India’s generics-based pharmaceutical industry is globally challenged on two counts. Business faces new tests as export growth is expected to slow down and margins come under pressure in a volume-driven business; and, two manufacturing facilities belonging to well-known firms and approved by the US Federal Drug Administration (FDA), have been checked by the FDA and found wanting. The first problem can be turned around by making use of a new opportunity that has presented itself — Barack Obama emerging victor in the US presidential elections — but there will be no success on that front if the second problem is not addressed.

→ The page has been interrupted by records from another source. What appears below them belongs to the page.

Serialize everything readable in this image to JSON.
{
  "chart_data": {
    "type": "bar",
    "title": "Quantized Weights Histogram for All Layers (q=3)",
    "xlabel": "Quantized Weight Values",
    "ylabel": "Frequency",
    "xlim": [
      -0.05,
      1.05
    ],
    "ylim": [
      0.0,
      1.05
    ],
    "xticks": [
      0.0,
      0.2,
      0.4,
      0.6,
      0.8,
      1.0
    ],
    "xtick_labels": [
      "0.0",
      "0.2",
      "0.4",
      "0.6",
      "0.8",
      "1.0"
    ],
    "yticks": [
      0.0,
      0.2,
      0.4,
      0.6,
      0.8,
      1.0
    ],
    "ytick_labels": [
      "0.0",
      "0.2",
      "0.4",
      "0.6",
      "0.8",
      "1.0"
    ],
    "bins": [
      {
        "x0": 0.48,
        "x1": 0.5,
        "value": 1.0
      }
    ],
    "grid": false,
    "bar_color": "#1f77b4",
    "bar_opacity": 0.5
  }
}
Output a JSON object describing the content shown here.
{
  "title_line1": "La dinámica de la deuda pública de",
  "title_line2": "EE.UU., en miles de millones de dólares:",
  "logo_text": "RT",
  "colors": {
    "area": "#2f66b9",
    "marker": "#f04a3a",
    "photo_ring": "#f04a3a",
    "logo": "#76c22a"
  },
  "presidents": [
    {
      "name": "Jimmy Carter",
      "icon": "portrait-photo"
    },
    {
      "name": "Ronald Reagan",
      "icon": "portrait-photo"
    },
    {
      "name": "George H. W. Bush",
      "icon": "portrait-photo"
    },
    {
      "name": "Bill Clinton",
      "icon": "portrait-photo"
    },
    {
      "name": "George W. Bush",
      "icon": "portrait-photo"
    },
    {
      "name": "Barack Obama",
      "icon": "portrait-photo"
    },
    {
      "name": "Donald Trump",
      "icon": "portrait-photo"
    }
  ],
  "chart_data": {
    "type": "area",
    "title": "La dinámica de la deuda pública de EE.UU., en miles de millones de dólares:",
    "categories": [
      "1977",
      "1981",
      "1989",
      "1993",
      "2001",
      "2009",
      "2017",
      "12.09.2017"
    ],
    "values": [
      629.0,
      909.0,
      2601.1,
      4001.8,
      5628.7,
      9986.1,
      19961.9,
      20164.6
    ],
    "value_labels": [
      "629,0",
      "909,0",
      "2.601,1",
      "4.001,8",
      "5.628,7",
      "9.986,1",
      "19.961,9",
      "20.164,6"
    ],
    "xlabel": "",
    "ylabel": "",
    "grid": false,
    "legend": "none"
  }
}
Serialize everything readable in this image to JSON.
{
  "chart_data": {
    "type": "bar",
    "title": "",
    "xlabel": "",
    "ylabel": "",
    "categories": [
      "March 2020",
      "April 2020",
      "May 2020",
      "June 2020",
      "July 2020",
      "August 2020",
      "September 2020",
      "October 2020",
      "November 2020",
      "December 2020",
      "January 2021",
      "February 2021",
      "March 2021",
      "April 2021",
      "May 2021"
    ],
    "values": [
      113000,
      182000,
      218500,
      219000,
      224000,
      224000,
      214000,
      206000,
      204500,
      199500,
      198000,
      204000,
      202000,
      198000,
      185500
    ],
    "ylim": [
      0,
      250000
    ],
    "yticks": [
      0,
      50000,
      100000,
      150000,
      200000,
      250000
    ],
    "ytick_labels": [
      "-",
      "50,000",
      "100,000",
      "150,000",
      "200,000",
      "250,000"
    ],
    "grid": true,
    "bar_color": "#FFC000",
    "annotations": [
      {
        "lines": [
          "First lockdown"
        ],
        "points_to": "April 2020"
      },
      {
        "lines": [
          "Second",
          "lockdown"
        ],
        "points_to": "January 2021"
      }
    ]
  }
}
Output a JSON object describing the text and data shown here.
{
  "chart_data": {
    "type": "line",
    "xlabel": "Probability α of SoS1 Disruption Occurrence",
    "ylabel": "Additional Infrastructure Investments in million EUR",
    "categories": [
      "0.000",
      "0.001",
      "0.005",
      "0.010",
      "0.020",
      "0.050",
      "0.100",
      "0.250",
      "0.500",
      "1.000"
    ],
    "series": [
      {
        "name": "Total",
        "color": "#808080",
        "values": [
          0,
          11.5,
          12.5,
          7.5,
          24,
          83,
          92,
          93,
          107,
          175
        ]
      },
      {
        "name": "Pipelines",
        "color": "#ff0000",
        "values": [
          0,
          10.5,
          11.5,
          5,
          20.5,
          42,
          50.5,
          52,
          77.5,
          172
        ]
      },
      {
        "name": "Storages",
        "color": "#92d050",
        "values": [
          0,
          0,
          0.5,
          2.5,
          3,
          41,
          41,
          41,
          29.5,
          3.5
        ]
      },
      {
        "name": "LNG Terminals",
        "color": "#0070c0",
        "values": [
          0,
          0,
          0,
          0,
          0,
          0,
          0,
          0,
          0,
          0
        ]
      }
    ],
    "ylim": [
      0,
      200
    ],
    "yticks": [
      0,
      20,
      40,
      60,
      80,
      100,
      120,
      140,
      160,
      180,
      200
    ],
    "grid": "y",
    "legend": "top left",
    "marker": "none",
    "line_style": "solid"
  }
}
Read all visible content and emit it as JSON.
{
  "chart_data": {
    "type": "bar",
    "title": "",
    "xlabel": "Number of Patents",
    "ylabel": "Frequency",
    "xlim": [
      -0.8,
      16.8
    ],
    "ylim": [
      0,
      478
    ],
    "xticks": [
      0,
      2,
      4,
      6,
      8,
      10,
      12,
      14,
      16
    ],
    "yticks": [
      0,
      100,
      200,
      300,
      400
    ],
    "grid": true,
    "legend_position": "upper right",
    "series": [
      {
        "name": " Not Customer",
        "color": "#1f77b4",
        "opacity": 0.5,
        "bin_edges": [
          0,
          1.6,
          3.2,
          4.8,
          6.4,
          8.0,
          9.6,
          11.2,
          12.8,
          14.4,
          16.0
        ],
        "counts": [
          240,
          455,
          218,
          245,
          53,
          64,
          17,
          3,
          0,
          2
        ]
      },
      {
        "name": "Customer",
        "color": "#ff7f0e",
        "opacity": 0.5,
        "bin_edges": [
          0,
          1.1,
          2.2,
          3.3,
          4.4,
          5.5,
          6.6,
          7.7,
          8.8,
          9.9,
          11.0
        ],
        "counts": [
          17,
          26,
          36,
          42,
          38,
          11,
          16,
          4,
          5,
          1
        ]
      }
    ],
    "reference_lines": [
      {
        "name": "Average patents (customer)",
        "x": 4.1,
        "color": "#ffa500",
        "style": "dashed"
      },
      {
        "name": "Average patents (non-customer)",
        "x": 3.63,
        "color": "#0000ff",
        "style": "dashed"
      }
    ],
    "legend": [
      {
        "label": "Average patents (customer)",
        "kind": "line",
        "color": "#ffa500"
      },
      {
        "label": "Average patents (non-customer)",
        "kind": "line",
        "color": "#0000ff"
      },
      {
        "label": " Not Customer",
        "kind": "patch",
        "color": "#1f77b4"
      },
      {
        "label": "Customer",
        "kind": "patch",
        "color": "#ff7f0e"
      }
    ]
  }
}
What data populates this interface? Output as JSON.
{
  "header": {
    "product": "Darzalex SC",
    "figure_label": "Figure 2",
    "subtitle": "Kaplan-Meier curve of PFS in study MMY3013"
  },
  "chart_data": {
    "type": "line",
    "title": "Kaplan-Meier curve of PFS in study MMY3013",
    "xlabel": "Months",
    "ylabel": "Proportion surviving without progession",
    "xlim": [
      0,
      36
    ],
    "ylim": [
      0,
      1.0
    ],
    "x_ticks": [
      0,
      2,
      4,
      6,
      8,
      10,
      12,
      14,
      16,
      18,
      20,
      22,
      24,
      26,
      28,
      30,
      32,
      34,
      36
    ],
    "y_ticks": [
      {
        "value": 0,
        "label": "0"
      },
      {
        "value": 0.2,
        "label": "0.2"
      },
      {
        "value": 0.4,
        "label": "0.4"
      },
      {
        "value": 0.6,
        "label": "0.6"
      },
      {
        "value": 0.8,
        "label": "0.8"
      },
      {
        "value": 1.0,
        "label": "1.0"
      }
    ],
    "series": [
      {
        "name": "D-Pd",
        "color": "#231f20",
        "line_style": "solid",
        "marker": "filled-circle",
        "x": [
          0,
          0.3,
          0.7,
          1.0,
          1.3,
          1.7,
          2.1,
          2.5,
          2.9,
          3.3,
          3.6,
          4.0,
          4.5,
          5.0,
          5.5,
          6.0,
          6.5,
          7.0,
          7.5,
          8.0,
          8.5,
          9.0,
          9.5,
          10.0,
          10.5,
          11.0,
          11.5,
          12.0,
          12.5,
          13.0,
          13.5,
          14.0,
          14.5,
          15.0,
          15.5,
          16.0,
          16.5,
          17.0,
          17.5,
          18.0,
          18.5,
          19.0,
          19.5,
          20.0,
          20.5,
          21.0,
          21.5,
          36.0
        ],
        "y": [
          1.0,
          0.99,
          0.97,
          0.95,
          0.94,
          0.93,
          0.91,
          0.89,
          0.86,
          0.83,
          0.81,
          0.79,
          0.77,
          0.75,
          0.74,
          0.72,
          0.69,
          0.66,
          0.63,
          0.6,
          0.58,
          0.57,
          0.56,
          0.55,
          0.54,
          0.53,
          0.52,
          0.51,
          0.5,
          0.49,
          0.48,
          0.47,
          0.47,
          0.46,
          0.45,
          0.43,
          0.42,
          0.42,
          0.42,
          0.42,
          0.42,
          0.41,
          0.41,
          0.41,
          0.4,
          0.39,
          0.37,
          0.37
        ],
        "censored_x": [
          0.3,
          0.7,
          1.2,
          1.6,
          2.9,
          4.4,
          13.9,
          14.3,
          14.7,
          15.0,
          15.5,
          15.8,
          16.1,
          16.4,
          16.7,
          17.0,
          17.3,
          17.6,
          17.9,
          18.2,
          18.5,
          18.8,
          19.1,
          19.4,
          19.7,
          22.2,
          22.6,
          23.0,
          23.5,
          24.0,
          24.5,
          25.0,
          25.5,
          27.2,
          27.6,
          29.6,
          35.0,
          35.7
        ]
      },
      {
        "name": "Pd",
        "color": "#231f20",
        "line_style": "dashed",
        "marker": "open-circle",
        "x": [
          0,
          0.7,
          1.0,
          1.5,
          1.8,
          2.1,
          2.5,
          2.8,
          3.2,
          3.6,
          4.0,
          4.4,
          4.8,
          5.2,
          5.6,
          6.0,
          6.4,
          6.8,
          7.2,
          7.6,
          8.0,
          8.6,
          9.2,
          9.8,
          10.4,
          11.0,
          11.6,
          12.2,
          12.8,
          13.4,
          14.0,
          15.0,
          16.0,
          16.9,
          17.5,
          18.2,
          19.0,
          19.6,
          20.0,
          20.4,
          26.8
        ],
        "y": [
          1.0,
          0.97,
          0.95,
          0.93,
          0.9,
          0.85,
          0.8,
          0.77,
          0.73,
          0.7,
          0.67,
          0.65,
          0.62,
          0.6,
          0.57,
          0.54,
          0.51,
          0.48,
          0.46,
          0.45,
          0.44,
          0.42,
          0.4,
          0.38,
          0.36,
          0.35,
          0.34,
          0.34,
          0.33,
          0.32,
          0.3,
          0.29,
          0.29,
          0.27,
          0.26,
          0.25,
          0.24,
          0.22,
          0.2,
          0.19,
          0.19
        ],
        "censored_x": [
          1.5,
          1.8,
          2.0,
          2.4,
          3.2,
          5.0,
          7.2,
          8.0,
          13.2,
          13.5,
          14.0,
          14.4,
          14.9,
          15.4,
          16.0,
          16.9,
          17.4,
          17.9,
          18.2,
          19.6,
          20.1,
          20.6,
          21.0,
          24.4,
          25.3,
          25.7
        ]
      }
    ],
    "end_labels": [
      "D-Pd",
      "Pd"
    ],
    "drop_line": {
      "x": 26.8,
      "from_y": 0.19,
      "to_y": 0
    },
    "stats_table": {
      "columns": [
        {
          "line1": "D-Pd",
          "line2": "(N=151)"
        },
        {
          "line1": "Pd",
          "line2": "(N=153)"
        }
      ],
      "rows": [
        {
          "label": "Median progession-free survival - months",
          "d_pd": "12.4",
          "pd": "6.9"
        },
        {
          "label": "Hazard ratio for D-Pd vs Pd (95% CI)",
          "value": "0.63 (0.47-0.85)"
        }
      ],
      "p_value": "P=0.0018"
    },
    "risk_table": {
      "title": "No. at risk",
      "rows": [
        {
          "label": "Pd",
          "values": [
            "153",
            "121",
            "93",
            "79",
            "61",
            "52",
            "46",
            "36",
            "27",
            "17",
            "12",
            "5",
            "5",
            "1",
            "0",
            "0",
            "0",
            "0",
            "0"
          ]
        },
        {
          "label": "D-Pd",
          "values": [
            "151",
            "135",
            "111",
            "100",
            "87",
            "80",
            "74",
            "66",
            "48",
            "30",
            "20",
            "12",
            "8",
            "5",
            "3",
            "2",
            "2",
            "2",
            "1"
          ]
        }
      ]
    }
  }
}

A thoroughgoing reform of the US health care system is high on Mr Obama’s agenda, and he has promised a plan to bring under the system all those who are currently uninsured and remain outside the umbrella. Spreading coverage has budgetary implications most of the time and, for that very reason, is usually also accompanied by a critical look at costs. This will be particularly so at a time when the US fisc is under severe pressure and the deficit likely to grow as recession arrives in the wake of the financial crisis. US health care policy has traditionally oscillated between two influences — the need to reward innovation and the need to cut costs so as to be able to offer wider cover. In the late 1980s, when the US’ technological lead was threatened by the Japanese challenge, the need to promote innovation and improve productivity gained the upper hand. Today, the imperative is to cut costs.
Generic medicines, which have gone off patent and are therefore sold under their chemical names, cost a fraction of patented medicines sold under company brands. The Indian industry has emerged as a global generics player by achieving a new low-cost paradigm while maintaining quality. It is this quality label that has come under a cloud as a result of the protracted stand-off between the US drug regulator and the leading Indian player, Ranbaxy. The quality issue has been further highlighted by the FDA warning Sun Pharma about a facility that it runs in the US. These and other Indian companies must immediately initiate steps to put an end to such quality concerns, because failure to do so will affect not just them but all Indian manufacturers. Companies must not merely comply with all that the FDA asks for, but also be very open and ready to rectify lapses whenever these are pointed out.
The Indian pharma industry should in fact take a leaf out of the software book. The leading software players cemented their competitive reputation on the basis of high quality standards, and not just on cost. Indeed, they continuously raised the quality bar so that quality became a selling point. In this, the software industry was able to do what the Japanese achieved in manufacturing. Pharma must now do likewise.
Even as the quality issue is a matter to be scientifically and procedurally tested, it is a matter of perception in the wider arena, and stems from the feeling in the US that the FDA has been too lenient in approving both manufacturing facilities and new drugs. The Indian pharma industry should initiate a campaign to improve quality perceptions, among policy-makers as well as consumers, if it wants to use its present base to build much bigger businesses for the future.